What It Means for Contractors

The Army CMMC pilot represents the leading edge of mandatory Level 2 enforcement across professional services and provides a visible data point for companies assessing their own certification timelines.

  • Professional services firms on Army contracts that handle any category of controlled unclassified information — including program management data, financial records related to government contracts, or personnel information — should begin their CMMC Level 2 preparation immediately; the assessment process is typically a six-to-twelve-month undertaking from initial gap assessment to certification issuance.
  • C3PAO selection is a critical decision: firms should evaluate assessors on their professional services experience, not just their manufacturing sector credentials, as the assessment interpretations applied in an office-environment CUI context differ meaningfully from those applied in a manufacturing environment.
  • The pilot's two-year base period will generate publicly available assessment data that smaller companies can use to benchmark their own compliance programs; monitoring the Army pilot outcomes through SAM.gov contract action notices and CMMC program office publications will provide early insight into assessment trends.
  • Companies that hold multiple DoD contracts across different services should assess whether a single CMMC Level 2 certification covers all their covered systems or whether they need separate assessments for organizational units that operate distinct IT environments; the CMMC rules on organizational scoping have practical implications for companies with complex corporate structures.
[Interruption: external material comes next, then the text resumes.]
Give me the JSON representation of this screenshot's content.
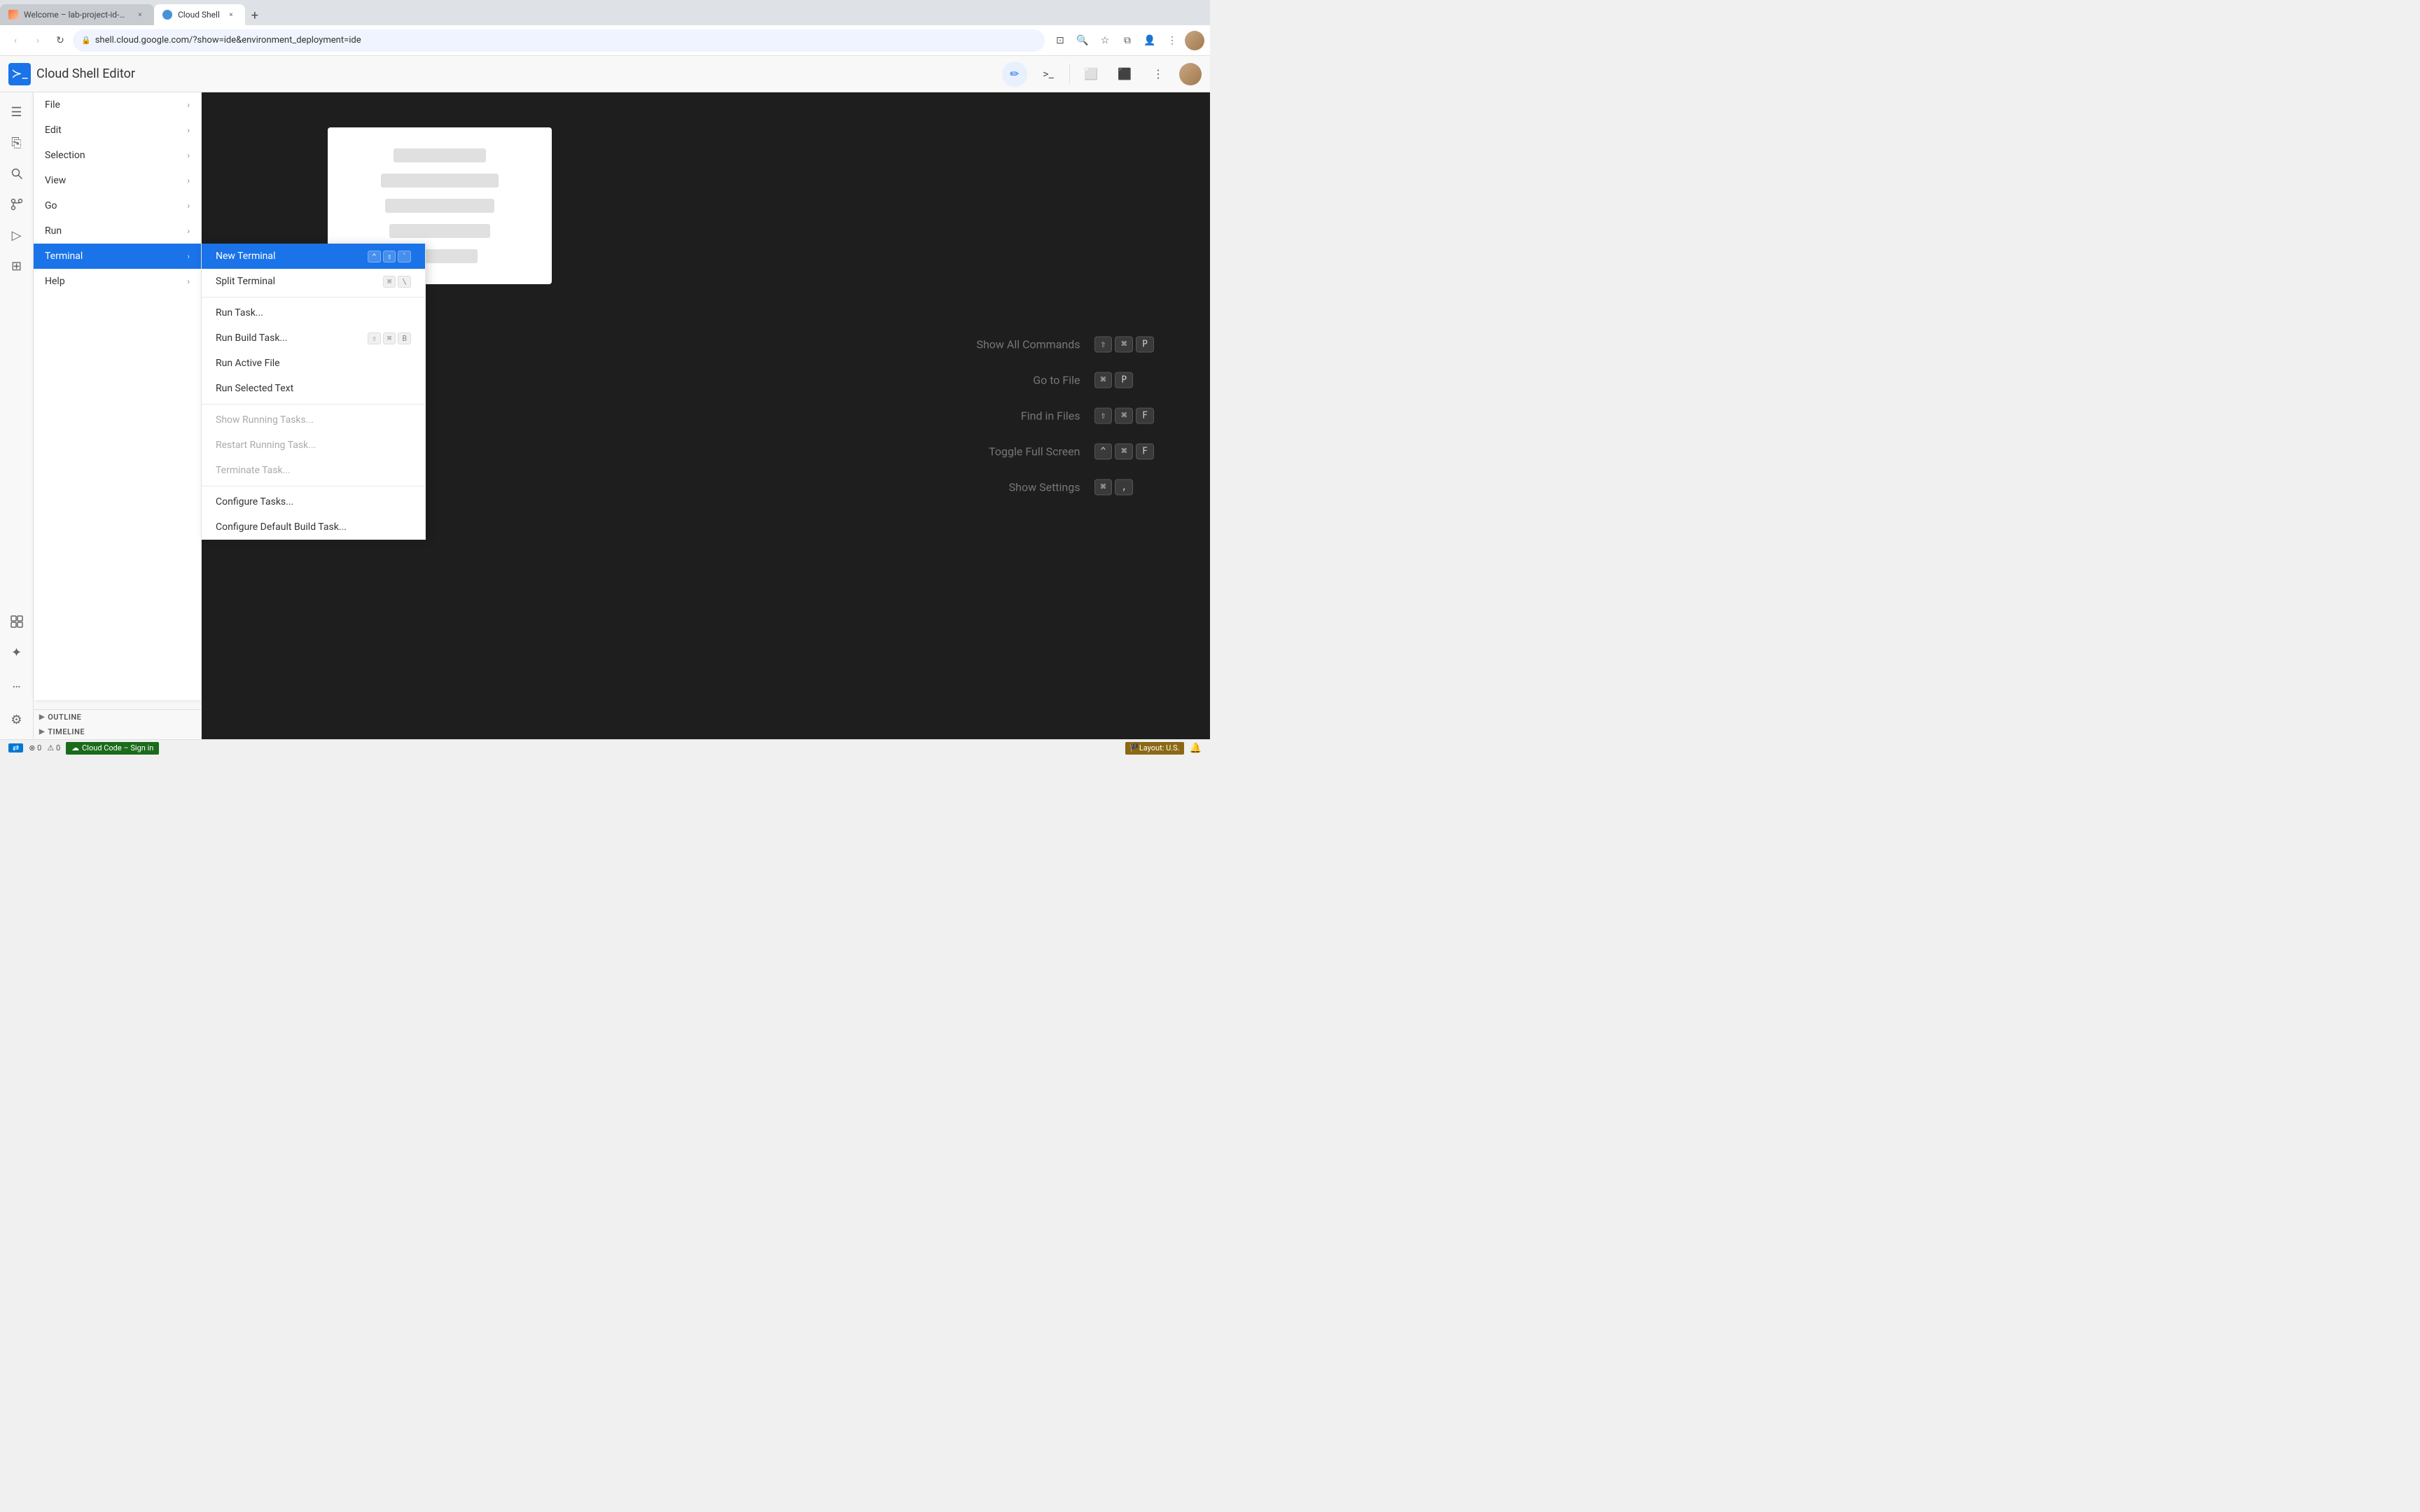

C3PAO Assessment Process and the Scope Determination Challenge

The most consequential decision in a CMMC Level 2 assessment is the scoping determination — the process of identifying which of the contractor's IT systems, facilities, and personnel are within the assessment boundary and therefore subject to all 110 NIST 800-171 security requirements. The scoping rules under CMMC allow contractors to segment their IT environments, placing only the systems and personnel that actually process, store, or transmit controlled unclassified information within the assessment boundary and treating everything outside the boundary as out-of-scope. A contractor that can demonstrate clean separation between its CUI-handling environment and its general corporate IT infrastructure can significantly reduce the scope of its Level 2 assessment — and thus its compliance costs — by designing its network architecture and information flow so that CUI never touches general corporate systems. The Army CMMC pilot's professional services focus makes scoping particularly important and particularly difficult: unlike a manufacturer with a discrete production environment, a professional services firm's CUI typically flows through the same email systems, document management platforms, and collaboration tools that all employees use for general business purposes. The pilot will generate real C3PAO assessment data on how assessors handle professional services scoping decisions — whether they accept logical segmentation within shared platforms or require physical separation — data that will be valuable to the thousands of professional services firms that must navigate the same scoping question before their own CMMC certifications. Firms monitoring the pilot's outcomes through SAM.gov task order notices and CMMC program office publications can use this information to make better-informed scoping decisions before investing in their own assessment preparation.